Se anche fosse vero che U siccu aveva scoperto il doppiogioco di Vaccarino – e di conseguenza non si sarebbe potuti arrivare alla sua cattura – certamente questo non potevano saperlo coloro i quali bruciarono l’operazione Svetonio-Alessio.
Perché dunque si permise persino agli organi stampa di rendere noto il nome dell’infiltrato del Sisde?
Troppe domande destinate a rimanere senza risposta – viste anche le condizioni di salute di Matteo Messina Denaro e la sua volontà a non voler collaborare – che suscitano non poche perplessità in merito a quello che fu l’operato di alcuni inquirenti.

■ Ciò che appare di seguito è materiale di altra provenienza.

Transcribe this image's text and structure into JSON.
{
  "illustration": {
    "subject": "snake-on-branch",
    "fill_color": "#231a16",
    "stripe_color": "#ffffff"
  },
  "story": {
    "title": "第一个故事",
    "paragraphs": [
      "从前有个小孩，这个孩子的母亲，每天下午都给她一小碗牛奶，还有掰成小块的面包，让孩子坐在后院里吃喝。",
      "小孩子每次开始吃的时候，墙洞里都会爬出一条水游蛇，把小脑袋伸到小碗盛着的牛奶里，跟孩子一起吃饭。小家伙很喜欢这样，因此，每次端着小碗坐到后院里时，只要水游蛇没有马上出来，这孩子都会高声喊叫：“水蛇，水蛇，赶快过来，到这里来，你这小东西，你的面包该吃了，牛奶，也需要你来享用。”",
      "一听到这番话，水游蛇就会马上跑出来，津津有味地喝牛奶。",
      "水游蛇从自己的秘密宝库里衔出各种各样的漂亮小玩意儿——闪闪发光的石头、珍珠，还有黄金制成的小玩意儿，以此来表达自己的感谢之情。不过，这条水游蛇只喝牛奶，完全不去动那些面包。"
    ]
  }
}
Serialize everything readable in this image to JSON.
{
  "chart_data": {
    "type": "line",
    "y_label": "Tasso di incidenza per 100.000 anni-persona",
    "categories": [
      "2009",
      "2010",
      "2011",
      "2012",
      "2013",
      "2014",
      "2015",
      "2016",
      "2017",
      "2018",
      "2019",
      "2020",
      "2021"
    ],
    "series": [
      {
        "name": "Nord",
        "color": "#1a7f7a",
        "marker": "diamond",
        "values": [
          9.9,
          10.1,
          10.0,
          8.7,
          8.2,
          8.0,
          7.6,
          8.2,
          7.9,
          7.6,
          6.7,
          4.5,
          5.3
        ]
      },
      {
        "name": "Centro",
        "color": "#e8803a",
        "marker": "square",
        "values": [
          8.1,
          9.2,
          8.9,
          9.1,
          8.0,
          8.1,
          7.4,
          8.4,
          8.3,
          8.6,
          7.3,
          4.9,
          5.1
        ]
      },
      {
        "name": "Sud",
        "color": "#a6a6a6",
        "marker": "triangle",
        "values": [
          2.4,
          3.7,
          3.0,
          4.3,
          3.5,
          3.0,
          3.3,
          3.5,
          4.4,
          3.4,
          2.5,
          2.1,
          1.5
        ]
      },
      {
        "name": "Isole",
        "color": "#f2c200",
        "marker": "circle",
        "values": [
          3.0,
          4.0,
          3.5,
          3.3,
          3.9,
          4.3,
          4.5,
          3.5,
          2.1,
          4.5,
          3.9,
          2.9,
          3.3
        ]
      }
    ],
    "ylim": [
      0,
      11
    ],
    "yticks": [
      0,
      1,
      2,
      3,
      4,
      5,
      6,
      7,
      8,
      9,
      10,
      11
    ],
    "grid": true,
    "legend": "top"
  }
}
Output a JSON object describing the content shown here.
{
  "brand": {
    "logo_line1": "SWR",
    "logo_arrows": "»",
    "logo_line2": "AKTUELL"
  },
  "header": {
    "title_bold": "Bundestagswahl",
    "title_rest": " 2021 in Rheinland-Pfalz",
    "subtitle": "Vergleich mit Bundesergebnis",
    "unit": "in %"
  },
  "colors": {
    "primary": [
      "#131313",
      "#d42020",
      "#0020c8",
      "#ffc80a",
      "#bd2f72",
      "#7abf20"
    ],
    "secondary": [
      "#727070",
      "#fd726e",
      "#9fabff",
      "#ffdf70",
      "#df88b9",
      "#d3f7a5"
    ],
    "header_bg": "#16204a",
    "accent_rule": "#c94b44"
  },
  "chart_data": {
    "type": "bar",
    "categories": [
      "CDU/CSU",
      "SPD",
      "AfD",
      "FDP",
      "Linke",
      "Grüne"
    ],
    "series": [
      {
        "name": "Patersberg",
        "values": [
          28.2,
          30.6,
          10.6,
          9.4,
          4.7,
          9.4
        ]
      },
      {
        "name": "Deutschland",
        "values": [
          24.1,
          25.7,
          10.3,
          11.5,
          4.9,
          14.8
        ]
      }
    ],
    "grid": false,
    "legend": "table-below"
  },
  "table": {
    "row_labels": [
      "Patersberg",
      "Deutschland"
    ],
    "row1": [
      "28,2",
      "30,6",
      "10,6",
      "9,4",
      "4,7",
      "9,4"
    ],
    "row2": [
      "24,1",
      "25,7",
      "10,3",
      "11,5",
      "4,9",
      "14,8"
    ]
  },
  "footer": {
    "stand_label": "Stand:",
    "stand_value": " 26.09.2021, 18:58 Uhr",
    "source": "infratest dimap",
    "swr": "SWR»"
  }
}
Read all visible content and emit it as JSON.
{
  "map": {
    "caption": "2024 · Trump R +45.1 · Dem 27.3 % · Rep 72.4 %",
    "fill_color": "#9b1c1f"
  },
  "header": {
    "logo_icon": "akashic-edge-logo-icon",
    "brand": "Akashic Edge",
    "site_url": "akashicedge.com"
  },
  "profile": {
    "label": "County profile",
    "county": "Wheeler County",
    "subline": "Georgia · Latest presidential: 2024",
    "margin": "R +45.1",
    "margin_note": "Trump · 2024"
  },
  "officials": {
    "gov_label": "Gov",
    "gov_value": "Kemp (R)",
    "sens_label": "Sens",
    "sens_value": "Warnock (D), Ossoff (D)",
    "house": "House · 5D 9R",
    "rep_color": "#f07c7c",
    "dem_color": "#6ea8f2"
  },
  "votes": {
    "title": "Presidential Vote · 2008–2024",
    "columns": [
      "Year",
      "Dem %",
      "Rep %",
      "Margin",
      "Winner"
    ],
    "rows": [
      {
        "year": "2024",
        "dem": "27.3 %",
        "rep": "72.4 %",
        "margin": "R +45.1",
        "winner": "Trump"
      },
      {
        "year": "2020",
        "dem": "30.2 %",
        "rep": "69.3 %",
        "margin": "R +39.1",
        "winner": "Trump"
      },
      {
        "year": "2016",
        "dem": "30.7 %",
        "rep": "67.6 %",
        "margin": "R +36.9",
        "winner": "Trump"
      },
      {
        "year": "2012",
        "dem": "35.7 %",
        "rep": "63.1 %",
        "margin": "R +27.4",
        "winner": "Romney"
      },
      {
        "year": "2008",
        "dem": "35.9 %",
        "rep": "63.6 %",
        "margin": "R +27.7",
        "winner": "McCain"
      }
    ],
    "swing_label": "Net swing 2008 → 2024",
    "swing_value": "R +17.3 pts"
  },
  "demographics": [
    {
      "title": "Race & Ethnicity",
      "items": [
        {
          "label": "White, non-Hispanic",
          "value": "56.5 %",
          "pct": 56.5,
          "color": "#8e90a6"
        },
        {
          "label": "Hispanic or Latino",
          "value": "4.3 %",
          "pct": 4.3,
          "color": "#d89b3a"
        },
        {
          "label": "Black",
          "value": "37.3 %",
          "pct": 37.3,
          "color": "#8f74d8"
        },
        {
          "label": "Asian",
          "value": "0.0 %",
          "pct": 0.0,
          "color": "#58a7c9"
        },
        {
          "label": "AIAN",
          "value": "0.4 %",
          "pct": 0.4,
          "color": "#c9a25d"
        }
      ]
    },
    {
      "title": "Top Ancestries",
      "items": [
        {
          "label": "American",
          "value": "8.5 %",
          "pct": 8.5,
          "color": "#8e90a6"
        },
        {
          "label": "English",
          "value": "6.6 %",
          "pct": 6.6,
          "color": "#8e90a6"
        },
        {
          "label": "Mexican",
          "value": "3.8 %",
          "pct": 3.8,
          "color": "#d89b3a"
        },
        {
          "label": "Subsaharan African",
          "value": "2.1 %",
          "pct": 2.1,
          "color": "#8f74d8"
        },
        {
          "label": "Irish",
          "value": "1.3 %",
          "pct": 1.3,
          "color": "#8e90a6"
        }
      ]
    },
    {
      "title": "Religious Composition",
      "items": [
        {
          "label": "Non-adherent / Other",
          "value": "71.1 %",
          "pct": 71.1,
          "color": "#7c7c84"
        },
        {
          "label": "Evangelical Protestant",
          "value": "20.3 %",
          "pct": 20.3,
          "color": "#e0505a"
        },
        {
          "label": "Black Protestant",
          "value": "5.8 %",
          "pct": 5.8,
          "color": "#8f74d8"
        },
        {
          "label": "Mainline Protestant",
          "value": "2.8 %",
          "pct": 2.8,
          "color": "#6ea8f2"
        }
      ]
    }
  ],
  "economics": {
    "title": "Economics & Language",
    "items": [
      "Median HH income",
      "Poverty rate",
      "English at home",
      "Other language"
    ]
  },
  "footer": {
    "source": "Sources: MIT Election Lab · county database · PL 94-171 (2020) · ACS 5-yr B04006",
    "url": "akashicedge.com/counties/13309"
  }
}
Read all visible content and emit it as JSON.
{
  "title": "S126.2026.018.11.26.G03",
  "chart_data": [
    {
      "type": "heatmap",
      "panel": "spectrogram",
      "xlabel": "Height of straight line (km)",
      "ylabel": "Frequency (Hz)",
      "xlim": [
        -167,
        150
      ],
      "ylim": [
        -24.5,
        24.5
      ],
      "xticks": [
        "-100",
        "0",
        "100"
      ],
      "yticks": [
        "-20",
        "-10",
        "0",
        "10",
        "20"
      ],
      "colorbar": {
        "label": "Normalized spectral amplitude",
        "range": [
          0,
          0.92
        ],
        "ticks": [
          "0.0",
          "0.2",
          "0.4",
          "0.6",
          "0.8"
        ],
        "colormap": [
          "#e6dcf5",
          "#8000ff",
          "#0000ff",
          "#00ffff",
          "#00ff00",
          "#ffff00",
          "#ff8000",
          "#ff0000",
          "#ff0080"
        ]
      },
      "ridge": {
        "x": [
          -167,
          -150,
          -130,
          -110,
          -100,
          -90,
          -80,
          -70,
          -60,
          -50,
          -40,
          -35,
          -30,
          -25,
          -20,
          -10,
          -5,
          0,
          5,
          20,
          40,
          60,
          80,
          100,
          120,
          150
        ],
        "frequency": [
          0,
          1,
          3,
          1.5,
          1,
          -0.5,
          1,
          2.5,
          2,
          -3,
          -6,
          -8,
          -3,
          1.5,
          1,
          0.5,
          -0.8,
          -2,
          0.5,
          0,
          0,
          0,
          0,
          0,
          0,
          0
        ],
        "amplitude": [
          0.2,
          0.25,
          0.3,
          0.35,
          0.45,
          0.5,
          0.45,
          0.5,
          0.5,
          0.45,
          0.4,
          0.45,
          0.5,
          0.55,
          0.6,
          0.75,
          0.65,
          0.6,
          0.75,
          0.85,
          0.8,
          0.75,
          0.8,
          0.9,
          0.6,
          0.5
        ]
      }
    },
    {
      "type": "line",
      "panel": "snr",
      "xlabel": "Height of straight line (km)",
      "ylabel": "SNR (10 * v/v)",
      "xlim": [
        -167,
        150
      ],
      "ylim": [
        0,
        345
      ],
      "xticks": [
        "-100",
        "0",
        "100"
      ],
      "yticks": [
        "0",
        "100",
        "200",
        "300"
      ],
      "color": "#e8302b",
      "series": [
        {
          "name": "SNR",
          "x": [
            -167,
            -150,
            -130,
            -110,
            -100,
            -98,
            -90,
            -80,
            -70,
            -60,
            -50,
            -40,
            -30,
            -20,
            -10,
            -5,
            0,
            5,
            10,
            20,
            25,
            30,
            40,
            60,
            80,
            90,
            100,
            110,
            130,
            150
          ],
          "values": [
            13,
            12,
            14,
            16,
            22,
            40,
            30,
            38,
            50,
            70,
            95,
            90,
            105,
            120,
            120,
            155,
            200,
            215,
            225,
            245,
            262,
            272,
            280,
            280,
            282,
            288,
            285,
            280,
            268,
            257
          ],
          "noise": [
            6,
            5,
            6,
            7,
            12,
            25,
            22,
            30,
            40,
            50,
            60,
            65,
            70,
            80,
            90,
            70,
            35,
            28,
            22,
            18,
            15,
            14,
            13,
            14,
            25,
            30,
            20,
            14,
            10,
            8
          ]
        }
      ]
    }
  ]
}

E come se non bastasse, a suscitare altre perplessità è questa risposta data da U siccu ai pm, seguita, purtroppo, da un omissis:
- Però prima, se mi è permesso, vorrei dire un altra cosa, perché voi due da quando lei è Procuratore – lui è da molto Procuratore – da quando lei è Procuratore, una persona seria, non perchè è qua, io non faccio paggerie a nessuno, non vado bene: fucilata e chiudiamo Però poi ognuno di noi si fa un impressione…
Cosa avrà aggiunto a questa considerazione?
Non possiamo saperlo, ad oggi è solo un omissis.
Matteo Messina Denaro, nel corso dell’interrogatorio parla anche del dottore Tumbarello, che a suo dire non sapeva nulla in merito a chi fosse in quel momento la persona che stava assistendo.
Tace i nomi di chi lo ha aiutato durante la sua lunga latitanza, anche se – stranamente – fa i nomi di medici che lo hanno assistito, evidentemente, si presume, inconsapevoli di chi fosse.
Prende le difese di amici e famigliari, ma non lesina critiche e accuse ai soggetti che ritiene non appartenere a questa schiera.
Sono credibili le dichiarazioni di Matteo Messina Denaro?
Anche a questa domanda – e solo se lo vorranno – potrà essere soltanto il tempo a dare la risposta.